La coopération entre les régions de France et les Länder de l’Allemagne est une longue tradition. Quel avantage voyez-vous dans cette coopération régionale ?
Nadia Pellefigue : L’Occitanie est une région innovante, qui consacre 3,5 % de son PIB à la recherche et au développement. Ce chiffre est porté par nos industries comme l’aéronautique et ses 800 entreprises, dont Airbus qui a son siège à Toulouse. Ceci a créé des liens historiques et naturels avec des Länder comme celui d’Hambourg, par exemple. La Saxe est un territoire avec lequel jusqu’ici nous avions moins d’échanges, mais j’y vois une collaboration pleine d’avenir ! Nous sommes deux régions transfrontalières avec une belle dynamique économique, culturelle, d’enseignement supérieur et de recherche. Sur ce dernier point, je pense bien entendu à la Technische Universität Dresden, ou encore à la forte concentration des instituts de recherche Fraunhofer.

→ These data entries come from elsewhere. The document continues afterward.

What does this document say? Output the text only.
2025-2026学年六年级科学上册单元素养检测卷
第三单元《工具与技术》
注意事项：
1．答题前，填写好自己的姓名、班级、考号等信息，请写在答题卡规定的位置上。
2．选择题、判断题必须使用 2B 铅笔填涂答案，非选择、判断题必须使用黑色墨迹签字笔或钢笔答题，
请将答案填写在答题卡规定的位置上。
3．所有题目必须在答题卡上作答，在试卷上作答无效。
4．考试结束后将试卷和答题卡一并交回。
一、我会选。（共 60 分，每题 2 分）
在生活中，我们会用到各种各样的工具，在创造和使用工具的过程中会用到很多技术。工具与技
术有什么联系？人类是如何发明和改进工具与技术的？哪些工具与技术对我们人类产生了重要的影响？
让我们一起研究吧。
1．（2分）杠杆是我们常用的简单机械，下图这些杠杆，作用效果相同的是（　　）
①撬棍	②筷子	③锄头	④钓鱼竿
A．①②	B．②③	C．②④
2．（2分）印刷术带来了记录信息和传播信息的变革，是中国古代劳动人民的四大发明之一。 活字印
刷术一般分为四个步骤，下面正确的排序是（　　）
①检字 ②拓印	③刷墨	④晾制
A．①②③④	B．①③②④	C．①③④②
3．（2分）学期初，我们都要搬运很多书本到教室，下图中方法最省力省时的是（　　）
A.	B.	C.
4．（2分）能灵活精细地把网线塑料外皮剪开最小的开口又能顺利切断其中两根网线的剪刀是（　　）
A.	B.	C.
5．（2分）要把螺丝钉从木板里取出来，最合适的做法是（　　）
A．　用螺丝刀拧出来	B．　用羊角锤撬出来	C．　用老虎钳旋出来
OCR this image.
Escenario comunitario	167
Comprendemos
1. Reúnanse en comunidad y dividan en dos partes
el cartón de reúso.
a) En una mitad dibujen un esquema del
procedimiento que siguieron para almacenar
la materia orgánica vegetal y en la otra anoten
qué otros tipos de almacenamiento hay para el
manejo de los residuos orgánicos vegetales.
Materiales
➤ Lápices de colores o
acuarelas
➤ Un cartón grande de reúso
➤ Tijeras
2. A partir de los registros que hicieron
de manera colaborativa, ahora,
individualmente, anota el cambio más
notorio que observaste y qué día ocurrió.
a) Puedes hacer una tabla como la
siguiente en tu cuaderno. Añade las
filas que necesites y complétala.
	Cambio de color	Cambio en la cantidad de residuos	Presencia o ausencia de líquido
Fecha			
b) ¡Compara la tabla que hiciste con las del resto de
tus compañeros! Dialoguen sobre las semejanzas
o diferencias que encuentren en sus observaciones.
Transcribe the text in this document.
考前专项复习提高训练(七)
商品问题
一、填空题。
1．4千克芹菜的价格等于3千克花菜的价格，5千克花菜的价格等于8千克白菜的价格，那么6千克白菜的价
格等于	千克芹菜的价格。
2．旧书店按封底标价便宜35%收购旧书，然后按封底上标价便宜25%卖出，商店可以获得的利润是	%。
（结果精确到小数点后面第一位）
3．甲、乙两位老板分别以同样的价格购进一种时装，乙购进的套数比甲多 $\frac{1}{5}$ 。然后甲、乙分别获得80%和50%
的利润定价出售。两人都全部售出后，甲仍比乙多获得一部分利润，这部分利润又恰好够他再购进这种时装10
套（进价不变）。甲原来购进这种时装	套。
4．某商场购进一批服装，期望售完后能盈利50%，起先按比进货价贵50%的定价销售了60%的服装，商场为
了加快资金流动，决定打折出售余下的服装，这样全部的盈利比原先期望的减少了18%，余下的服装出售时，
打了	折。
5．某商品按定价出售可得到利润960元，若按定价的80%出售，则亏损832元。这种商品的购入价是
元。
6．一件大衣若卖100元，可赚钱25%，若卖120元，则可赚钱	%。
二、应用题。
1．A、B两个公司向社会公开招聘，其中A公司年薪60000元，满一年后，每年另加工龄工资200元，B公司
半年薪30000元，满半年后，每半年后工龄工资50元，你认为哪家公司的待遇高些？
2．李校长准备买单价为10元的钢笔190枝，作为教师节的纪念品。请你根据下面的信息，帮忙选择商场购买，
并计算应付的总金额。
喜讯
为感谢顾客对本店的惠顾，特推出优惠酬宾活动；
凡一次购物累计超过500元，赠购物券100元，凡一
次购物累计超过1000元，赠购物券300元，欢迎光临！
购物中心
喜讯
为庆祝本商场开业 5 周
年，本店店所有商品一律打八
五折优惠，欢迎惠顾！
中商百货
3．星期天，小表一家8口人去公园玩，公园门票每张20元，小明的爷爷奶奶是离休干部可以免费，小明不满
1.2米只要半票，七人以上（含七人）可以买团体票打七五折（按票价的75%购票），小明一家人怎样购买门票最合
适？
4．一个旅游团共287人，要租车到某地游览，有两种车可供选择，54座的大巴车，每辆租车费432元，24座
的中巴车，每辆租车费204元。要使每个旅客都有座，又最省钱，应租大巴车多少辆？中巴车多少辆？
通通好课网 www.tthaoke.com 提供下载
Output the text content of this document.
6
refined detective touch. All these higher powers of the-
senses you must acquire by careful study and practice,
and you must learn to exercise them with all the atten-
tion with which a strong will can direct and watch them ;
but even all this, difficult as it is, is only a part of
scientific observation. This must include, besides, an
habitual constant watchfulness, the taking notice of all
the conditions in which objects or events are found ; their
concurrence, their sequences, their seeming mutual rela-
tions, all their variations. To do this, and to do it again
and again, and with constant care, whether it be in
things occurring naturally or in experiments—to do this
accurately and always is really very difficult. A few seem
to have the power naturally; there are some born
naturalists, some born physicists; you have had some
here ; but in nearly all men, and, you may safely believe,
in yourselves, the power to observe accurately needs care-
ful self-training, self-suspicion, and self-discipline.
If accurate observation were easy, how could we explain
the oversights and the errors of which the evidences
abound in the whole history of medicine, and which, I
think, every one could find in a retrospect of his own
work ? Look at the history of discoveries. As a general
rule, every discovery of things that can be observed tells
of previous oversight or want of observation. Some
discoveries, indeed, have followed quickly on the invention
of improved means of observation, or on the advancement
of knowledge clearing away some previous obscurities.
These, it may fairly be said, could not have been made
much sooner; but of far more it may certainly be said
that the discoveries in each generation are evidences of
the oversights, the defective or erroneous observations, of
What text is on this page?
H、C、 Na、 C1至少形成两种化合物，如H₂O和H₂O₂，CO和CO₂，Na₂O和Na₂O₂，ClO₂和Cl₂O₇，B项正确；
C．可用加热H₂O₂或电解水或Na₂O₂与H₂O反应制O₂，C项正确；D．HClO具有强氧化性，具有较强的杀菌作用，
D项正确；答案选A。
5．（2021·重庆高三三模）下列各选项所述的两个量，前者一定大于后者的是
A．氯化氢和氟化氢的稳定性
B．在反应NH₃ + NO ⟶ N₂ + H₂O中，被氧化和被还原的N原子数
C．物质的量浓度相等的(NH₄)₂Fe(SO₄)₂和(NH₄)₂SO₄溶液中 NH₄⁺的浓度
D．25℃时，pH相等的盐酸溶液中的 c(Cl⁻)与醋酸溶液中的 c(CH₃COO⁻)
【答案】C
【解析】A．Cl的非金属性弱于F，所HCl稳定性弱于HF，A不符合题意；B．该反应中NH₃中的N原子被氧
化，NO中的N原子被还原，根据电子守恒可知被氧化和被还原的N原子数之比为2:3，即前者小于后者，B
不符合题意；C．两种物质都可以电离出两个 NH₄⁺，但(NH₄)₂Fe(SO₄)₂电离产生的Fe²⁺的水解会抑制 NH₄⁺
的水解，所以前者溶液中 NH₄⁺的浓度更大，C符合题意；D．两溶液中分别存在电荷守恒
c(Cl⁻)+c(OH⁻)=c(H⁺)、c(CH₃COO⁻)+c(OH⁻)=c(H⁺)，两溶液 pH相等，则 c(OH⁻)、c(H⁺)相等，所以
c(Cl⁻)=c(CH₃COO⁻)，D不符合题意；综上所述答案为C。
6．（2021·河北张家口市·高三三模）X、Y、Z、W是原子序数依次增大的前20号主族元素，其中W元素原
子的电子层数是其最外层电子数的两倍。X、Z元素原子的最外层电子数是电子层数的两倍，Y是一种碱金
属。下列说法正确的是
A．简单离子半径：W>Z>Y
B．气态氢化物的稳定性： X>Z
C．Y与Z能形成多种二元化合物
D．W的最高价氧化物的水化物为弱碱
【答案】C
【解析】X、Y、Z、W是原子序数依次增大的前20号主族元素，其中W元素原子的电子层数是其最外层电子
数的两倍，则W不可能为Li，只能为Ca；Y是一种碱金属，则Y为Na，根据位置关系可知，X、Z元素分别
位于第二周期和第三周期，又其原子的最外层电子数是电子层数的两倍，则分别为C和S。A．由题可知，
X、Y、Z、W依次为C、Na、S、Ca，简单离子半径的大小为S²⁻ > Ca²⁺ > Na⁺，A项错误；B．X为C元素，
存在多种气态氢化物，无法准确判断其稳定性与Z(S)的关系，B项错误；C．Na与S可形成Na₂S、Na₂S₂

Plus de 30 ans après la réunification allemande, la coopération franco-allemande demeure peu présente en Allemagne de l’Est – qu’il s’agisse de l’économie, du tourisme ou des échanges franco-allemands de jeunes. Comment ammener plus de France en Allemagne de l'Est ?
Katja Meier : Il est nécessaire pour chaque Land d’Allemagne de disposer d’une stratégie pour initier et maintenir le contact et la coopération avec la France. Les relations interrégionales sont essentielles pour la réussite d’une Europe unifiée. Les Länder de l’Est devraient porter leur attention sur les particularités « est-allemandes », surtout en ce qui concerne leurs relations avec la France. Comme l’étude sur la coopération entre la France et l’Allemagne de l’Est le démontre, une coopération qui implique une frontière directe comporte des priorités particulières, comme avec la « stratégie France » de la Sarre par exemple. Cela ne nous empêche pas de nous inspirer des stratégies du Bade-Wurtemberg ou de la Sarre. Ici, en Saxe, nous travaillons de manière intense sur notre « stratégie France ». Nous avons pour point de départ les contacts déjà existants : les collectivités publiques, les établissements scolaires et les associations ayant un lien avec la France. L’étape suivante consistait pour nous à identifier les intérêts politiques principaux communs avec les partenaires en France. En ce qui nous concerne, il s’agit de la région Occitanie. Ainsi, l’année dernière, mon homologue d’Occitanie Nadia Pellefigue et moi-même avons trouvé quelques points communs entre nos deux régions, à savoir nos expériences communes en tant que régions frontalières et notre « bataille contre l’extrême droite », mais aussi l’attention que nous portons à la jeunesse et à la culture. Ensemble, nous travaillerons sur ces priorités et construirons notre partenariat régional sur cette base-là.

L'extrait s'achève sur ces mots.